Parent-Duchatelet, dans un rapport officiel (1827), décrit d’une manière saisissante le clos d’équarrissage où les chevaux arrivent par bandes de douze, quinze ou vingt, attachés l’un à l’autre et pouvant à peine se soutenir. Là, ils sont accumulés dans une petite écurie où il leur est impossible de faire aucun mouvement. Ailleurs, dans un autre clos, ils restent en plein air, attachés aux carcasses mêmes de leurs semblables qui ont été écorchés quelques jours auparavant, et ce faible poids suffit pour les retenir, car, n’ayant pas mangé depuis longtemps, ils n’ont pas la force de les traîner. Souvent ils périssent spontanément sur le lieu même, et la faim qui les tourmente est quelquefois si pressante, que plusieurs, devenus carnassiers, dévorent de longues parties d’intestins dans lesquels se trouvent renfermés quelques débris d’aliments végétaux.

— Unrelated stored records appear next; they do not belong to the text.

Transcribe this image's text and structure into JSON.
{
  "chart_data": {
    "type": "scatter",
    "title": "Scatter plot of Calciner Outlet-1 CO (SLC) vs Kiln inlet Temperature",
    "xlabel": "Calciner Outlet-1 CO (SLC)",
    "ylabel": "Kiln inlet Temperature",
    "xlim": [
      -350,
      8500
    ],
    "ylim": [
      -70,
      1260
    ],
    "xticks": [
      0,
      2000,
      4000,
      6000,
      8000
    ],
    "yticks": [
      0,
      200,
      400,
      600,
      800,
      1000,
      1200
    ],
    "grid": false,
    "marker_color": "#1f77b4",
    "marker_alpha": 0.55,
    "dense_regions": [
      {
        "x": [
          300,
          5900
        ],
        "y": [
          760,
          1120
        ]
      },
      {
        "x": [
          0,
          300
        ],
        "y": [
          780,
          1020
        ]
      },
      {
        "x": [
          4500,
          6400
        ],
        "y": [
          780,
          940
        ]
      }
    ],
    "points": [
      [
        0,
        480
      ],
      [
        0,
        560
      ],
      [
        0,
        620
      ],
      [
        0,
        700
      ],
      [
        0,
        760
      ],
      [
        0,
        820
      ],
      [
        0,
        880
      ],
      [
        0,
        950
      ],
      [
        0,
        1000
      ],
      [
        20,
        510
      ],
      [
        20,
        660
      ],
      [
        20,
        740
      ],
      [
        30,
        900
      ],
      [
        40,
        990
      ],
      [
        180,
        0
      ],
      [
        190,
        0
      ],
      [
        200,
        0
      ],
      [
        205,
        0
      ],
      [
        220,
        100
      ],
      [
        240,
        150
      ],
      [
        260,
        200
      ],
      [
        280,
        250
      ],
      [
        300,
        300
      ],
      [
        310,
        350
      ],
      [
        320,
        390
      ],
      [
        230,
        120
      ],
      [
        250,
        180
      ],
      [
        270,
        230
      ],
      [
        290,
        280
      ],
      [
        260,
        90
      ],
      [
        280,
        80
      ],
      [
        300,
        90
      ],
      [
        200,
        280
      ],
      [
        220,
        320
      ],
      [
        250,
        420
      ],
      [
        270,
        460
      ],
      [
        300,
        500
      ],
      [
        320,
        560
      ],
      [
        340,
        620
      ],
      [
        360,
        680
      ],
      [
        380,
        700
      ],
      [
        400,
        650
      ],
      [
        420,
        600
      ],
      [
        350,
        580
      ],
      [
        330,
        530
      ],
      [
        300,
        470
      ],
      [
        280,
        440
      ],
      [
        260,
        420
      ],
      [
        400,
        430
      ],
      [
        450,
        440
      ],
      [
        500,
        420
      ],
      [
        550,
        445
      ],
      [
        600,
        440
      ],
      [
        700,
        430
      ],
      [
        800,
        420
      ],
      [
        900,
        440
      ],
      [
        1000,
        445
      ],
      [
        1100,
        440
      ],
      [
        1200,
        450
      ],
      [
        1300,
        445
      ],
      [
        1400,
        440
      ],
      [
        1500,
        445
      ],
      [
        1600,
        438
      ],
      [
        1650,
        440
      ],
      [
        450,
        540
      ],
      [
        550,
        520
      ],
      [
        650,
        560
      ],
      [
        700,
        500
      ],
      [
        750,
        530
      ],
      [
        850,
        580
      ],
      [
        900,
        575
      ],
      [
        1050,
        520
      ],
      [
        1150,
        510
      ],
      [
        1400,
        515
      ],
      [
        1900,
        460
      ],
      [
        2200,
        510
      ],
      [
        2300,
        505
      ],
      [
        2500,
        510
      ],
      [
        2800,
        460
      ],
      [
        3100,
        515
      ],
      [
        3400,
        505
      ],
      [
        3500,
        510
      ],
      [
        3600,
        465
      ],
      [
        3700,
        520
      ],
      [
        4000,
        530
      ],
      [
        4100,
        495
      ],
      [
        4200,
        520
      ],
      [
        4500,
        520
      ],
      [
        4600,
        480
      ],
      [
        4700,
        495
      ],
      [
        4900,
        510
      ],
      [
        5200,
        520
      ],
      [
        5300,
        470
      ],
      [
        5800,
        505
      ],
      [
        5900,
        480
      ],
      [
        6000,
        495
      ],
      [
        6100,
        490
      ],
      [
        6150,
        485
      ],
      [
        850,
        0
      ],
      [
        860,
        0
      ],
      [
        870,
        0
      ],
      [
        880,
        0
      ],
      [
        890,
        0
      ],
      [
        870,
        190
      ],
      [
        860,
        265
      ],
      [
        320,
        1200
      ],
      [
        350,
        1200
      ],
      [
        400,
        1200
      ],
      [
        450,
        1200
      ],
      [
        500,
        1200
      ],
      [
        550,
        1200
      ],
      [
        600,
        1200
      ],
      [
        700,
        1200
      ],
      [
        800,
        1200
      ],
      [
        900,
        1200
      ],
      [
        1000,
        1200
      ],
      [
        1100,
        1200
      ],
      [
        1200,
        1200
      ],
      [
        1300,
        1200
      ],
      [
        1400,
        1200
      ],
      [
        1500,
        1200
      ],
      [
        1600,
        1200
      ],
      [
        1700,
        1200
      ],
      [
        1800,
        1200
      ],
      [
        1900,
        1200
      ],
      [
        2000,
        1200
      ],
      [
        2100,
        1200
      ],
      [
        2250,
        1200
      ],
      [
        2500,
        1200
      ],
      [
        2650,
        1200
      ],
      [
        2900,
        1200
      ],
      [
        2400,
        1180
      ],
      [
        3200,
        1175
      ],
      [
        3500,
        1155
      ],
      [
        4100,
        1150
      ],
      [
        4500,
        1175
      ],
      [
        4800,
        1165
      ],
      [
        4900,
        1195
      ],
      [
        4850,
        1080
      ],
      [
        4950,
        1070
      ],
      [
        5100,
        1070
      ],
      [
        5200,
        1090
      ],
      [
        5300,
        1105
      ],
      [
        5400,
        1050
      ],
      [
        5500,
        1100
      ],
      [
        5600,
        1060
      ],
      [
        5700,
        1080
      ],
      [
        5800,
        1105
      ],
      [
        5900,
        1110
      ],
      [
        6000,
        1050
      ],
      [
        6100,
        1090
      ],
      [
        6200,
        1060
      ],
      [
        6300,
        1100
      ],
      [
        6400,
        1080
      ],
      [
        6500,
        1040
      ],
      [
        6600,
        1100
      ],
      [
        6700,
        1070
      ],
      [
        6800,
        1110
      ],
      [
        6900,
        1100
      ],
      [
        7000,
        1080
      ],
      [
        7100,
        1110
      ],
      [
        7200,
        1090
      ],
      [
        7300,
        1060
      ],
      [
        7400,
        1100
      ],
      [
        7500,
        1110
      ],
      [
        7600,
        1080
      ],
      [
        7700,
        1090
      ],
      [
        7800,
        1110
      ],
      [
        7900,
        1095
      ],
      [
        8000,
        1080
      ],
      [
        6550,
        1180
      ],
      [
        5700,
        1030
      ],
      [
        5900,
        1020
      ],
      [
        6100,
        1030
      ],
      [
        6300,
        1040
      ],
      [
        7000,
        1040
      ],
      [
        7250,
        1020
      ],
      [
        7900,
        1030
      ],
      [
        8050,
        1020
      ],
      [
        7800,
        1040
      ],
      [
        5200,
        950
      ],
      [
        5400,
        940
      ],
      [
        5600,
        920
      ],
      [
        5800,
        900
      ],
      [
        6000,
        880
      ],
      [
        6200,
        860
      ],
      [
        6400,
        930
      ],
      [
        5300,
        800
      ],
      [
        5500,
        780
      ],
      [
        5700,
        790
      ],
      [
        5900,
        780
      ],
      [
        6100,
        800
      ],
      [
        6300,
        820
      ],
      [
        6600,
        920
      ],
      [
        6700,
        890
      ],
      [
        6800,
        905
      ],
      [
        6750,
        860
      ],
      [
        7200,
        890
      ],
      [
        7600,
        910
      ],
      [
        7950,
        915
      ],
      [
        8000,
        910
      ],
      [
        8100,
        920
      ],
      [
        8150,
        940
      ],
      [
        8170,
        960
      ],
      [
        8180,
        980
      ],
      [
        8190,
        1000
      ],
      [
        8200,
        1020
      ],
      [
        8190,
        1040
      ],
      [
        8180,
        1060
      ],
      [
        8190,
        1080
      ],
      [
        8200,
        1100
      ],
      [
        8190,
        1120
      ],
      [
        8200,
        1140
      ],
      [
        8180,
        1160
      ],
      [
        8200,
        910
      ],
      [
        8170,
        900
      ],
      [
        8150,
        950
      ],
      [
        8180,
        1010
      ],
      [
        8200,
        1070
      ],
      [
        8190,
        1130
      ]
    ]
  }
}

Dans ces foyers hideux, les détritus s’accumulent, détrempés dans une boue infecte et sanglante, au point qu’on ne sait plus comment les utiliser ni même s’en débarrasser. Et là se préparent d’horribles amas de larves, masse fétide et mouvante, d’où sortent ces nuées de mouches que l’on voit disséminées dans l’atmosphère.